Least Competent Criminals

• Failure to Keep a Low Profile: (1) Angel DeLeon, 30, admitted to police in May that he was the one who had just robbed the National Penn Bank in Reading, Pa. Police originally started after DeLeon’s car when he raced by them with his radio blaring. (2) Ricky Dale Ford was jailed in September in Conway, Ark., accused of stealing an all-terrain vehicle. While joyriding, Ford had accidentally hit a beehive, and when police found him in nearby woods, he was “barely breathing,” one officer said, having been stung more than 100 times.

Recurring Themes

• Britain’s local councils are notoriously fearful of lawsuits arising from the garden “allotments” they rent to residents. For example, in September, the Southampton Council barred residents of recently vandalized property from installing barbed wire, lest a trespasser get hurt and sue. Meanwhile, in Michigan, Scott Zeilinski, who is serving eight years in prison for armed robbery, filed a lawsuit against the store he had robbed because an employee (whom Zeilinski had just threatened with a knife to the throat) had pulled out his gun and shot Zeilinski.

Undignified Deaths

• Ironies: (1) A 77-year-old woman in Heaton Mersey, England, who was described by friends as an enthusiastic shopper whose home was crammed to the ceiling with purchases, died in January of natural causes, but rescuers made five passes through the clutter before locating her body under stacks of goods that had fallen on her. (2) A 45-year-old devout Catholic was killed recently in Vienna, Austria, shortly after a harrowing experience on a stuck elevator. The man had been so traumatized that, following his rescue, he went straight to the Weinhaus Church to give thanks. However, as he approached the altar, an 850-pound stone pillar fell and crushed him.

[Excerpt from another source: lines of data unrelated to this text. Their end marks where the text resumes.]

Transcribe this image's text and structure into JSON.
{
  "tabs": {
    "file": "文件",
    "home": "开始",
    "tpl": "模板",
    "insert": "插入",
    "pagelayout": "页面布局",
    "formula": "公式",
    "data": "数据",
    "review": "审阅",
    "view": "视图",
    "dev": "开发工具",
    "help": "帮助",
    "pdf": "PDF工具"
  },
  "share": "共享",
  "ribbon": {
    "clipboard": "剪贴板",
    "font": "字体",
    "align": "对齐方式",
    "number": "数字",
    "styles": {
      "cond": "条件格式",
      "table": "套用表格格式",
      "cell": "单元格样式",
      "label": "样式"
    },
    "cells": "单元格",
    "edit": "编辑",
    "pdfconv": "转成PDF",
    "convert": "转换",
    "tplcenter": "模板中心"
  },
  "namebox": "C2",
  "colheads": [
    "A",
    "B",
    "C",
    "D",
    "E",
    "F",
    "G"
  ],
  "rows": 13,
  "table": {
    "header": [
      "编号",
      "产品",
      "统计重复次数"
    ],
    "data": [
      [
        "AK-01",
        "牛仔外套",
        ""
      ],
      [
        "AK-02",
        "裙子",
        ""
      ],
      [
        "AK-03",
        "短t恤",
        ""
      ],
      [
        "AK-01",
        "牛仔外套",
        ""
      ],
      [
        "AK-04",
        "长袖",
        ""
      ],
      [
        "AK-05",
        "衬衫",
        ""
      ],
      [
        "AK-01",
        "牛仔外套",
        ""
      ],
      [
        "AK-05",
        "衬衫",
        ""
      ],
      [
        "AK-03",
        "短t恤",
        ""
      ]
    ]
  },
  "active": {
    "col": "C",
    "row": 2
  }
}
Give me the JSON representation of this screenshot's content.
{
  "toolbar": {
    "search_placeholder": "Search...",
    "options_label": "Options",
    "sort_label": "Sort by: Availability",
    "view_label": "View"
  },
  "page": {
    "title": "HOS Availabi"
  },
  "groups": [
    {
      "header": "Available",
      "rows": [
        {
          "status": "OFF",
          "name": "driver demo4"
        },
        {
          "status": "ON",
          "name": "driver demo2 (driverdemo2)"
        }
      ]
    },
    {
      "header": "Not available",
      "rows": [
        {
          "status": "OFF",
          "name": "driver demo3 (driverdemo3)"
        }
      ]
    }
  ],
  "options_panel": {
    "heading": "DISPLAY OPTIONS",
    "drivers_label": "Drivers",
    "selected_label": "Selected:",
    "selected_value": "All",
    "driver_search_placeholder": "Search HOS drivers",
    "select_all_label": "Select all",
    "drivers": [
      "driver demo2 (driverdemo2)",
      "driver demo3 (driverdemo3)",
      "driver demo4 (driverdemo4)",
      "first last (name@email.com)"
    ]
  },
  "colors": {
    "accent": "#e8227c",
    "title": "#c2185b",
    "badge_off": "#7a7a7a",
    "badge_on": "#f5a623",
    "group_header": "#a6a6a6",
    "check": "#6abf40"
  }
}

A News of the Weird Classic (June 2001)

• “Pain is the sensation of weakness leaving the body,” Phoenix “artist” Steve Haworth told a Phoenix New Times reporter in May 2001, while he was arranging scenes for associates of his Church of Body Modification, including a horizontal full-body suspension (hanging for five minutes by rings in body piercings); a tug of war (full-force pulling contest using a rope held taut through rings on various body piercings); free-moving implants just below the skin that appear to be, say, a living bracelet; and various body alterations such as “Vulcan” ears, a ribbed penis and a filleted male urethra. Haworth won’t amputate anything, though (too “destructive,” he said), thus displeasing his girlfriend, who wants to lose two toes in order to fit into smaller shoes.